Action type registry and tool call classification.

classify_tool_call

def classify_tool_call(
    tool_name: str,
    mappings: list[TaxonomyMapping] | None = None,
) -> ClassificationResult

Classify a tool call to an action type and risk level using the provided mappings.

get_action_type

def get_action_type(action_type: str) -> ActionTypeEntry | None

Look up an action type by name. Returns None if not found.

resolve_action_type

def resolve_action_type(action_type: str) -> ActionTypeEntry

Like get_action_type but returns an “unknown” fallback instead of None.

load_taxonomy_config

def load_taxonomy_config(file_path: str) -> list[TaxonomyMapping]

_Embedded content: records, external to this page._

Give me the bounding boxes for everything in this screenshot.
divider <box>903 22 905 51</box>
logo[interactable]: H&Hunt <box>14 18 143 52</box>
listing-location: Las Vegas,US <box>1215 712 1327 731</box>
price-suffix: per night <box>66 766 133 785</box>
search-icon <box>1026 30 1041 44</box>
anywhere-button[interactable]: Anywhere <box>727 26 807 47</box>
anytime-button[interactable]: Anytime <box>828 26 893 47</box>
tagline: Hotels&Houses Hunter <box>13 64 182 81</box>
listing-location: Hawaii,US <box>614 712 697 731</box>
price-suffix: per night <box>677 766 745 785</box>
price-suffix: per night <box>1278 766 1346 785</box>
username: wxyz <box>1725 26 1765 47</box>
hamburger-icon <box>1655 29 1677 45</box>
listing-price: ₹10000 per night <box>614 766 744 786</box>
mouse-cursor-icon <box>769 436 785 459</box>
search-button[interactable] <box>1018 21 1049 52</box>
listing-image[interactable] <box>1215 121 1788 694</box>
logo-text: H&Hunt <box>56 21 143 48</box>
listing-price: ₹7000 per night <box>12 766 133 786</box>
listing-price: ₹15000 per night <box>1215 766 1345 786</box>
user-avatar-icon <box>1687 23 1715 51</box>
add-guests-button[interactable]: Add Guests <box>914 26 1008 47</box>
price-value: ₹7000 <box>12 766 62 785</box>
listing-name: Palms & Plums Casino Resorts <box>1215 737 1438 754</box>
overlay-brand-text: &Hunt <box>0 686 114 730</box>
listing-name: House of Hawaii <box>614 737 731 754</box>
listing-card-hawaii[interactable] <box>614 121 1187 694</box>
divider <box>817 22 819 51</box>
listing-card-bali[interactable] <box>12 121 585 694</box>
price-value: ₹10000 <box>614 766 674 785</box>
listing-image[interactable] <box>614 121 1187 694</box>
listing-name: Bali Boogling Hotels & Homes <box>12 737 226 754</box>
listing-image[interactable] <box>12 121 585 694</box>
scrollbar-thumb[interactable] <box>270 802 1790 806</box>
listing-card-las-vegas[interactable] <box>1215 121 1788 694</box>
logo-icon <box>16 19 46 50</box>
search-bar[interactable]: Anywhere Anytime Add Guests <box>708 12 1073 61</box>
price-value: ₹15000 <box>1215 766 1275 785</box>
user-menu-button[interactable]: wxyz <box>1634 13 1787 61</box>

Load taxonomy mappings from a JSON file.

Types

@dataclass(frozen=True)
class ActionTypeEntry:
    type: str
    description: str
    risk_level: RiskLevel

@dataclass(frozen=True)
class TaxonomyMapping:
    tool_name: str
    action_type: str

@dataclass(frozen=True)
class ClassificationResult:
    action_type: str
    risk_level: RiskLevel

Built-in action registries

FILESYSTEM_ACTIONS: list[ActionTypeEntry]  # 7 types
SYSTEM_ACTIONS: list[ActionTypeEntry]      # 8 types
ALL_ACTIONS: list[ActionTypeEntry]         # all + unknown
UNKNOWN_ACTION: ActionTypeEntry

Backwards compatibility aliases

The SDK also exports camelCase aliases for all public functions (e.g. createReceipt, signReceipt, verifyChain) for consistency with the TypeScript SDK.